Saturday, January 21, 2012

Writing What You Know - Kimberly Rae

Sometimes I have wondered why God sent me overseas for so many years, then brought me back. I spent so much time studying and adapting to different cultures, learned a new language - I was ready to give my life to overseas missions.

Then my health problems brought my entire family back to America. As far as we can tell, back to stay. I would be lying to say I haven't wondered why. So many people are not willing to go. We were willing, so why keep us here?

God does work in mysterious ways, and some questions will never get answers until heaven (and by then likely they won't matter anymore anyway!). Then again, sometimes God lets us see glimpses of the answers here in this life.

I think my glimpse has come in the form of a book--my book on human trafficking titled Stolen Woman. The setting is Kolkata, a place I've visited twice, next to Bangladesh, where I lived for 2 years. Writing it was like going back for a visit. And the main character's experiences - being young, idealistic and desperately wanting to do something of significance - all of that was written more from memory than imagination.

They (whoever they are) say you should write about what you know. I did. I wrote about a girl who appears competent and confident but is really insecure, and wants to make a difference to show herself and God she is worthwhile. I wrote about arriving into a world that has too much evil, too many orphans, too many trapped women, and the painful realization that she cannot save the world, no matter how much she cares.

I wrote about learning worth does not come from what we do for the Lord, but from who we are in the Lord, and His value of us is based on the extent of His love, not the extent of our abilities or achievements.
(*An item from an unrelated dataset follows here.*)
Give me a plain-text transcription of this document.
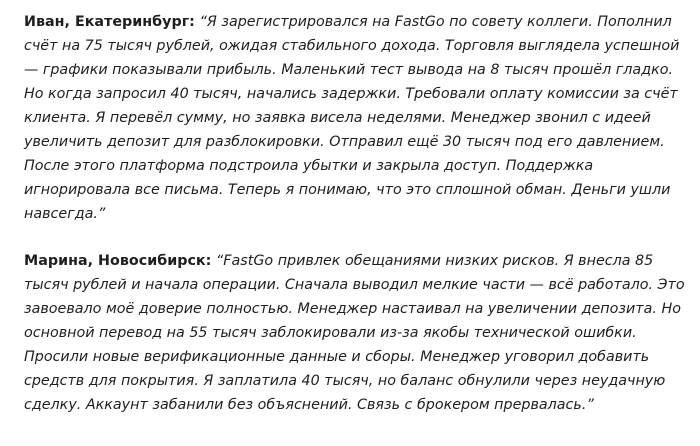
Иван, Екатеринбург: “Я зарегистрировался на FastGo по совету коллеги. Пополнил счёт на 75 тысяч рублей, ожидая стабильного дохода. Торговля выглядела успешной — графики показывали прибыль. Маленький тест вывода на 8 тысяч прошёл гладко. Но когда запросил 40 тысяч, начались задержки. Требовали оплату комиссии за счёт клиента. Я перевёл сумму, но заявка висела неделями. Менеджер звонил с идеей увеличить депозит для разблокировки. Отправил ещё 30 тысяч под его давлением. После этого платформа подстроила убытки и закрыла доступ. Поддержка игнорировала все письма. Теперь я понимаю, что это сплошной обман. Деньги ушли навсегда.”

Марина, Новосибирск: “FastGo привлек обещаниями низких рисков. Я внесла 85 тысяч рублей и начала операции. Сначала выводил мелкие части — всё работало. Это завоевало моё доверие полностью. Менеджер настаивал на увеличении депозита. Но основной перевод на 55 тысяч заблокировали из-за якобы технической ошибки. Просили новые верификационные данные и сборы. Менеджер уговорил добавить средств для покрытия. Я заплатила 40 тысяч, но баланс обнулили через неудачную сделку. Аккаунт забанили без объяснений. Связь с брокером прервалась.”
All of this I know. I know about Asia, about the street kids in my book, about the missionaries who have their own faults and inconsistencies, about the color and life and noise and all the things that make up a foreign culture.

I'm certain that my years in missions were not for the sole purpose of being able to write a good book, but I see being able to write from memory, from real experiences and thoughts and feelings, creates a much more powerful essence than I could have created from research. This is clear to me because in the second book of the series, there is a whole section in a setting I am not familiar with. I have researched and researched but I'm still putting off writing that section because I can't feel it - I don't know what the culture is and how they react and what they do in certain settings, which makes me all the more thankful for the things I do know from my own life experiences.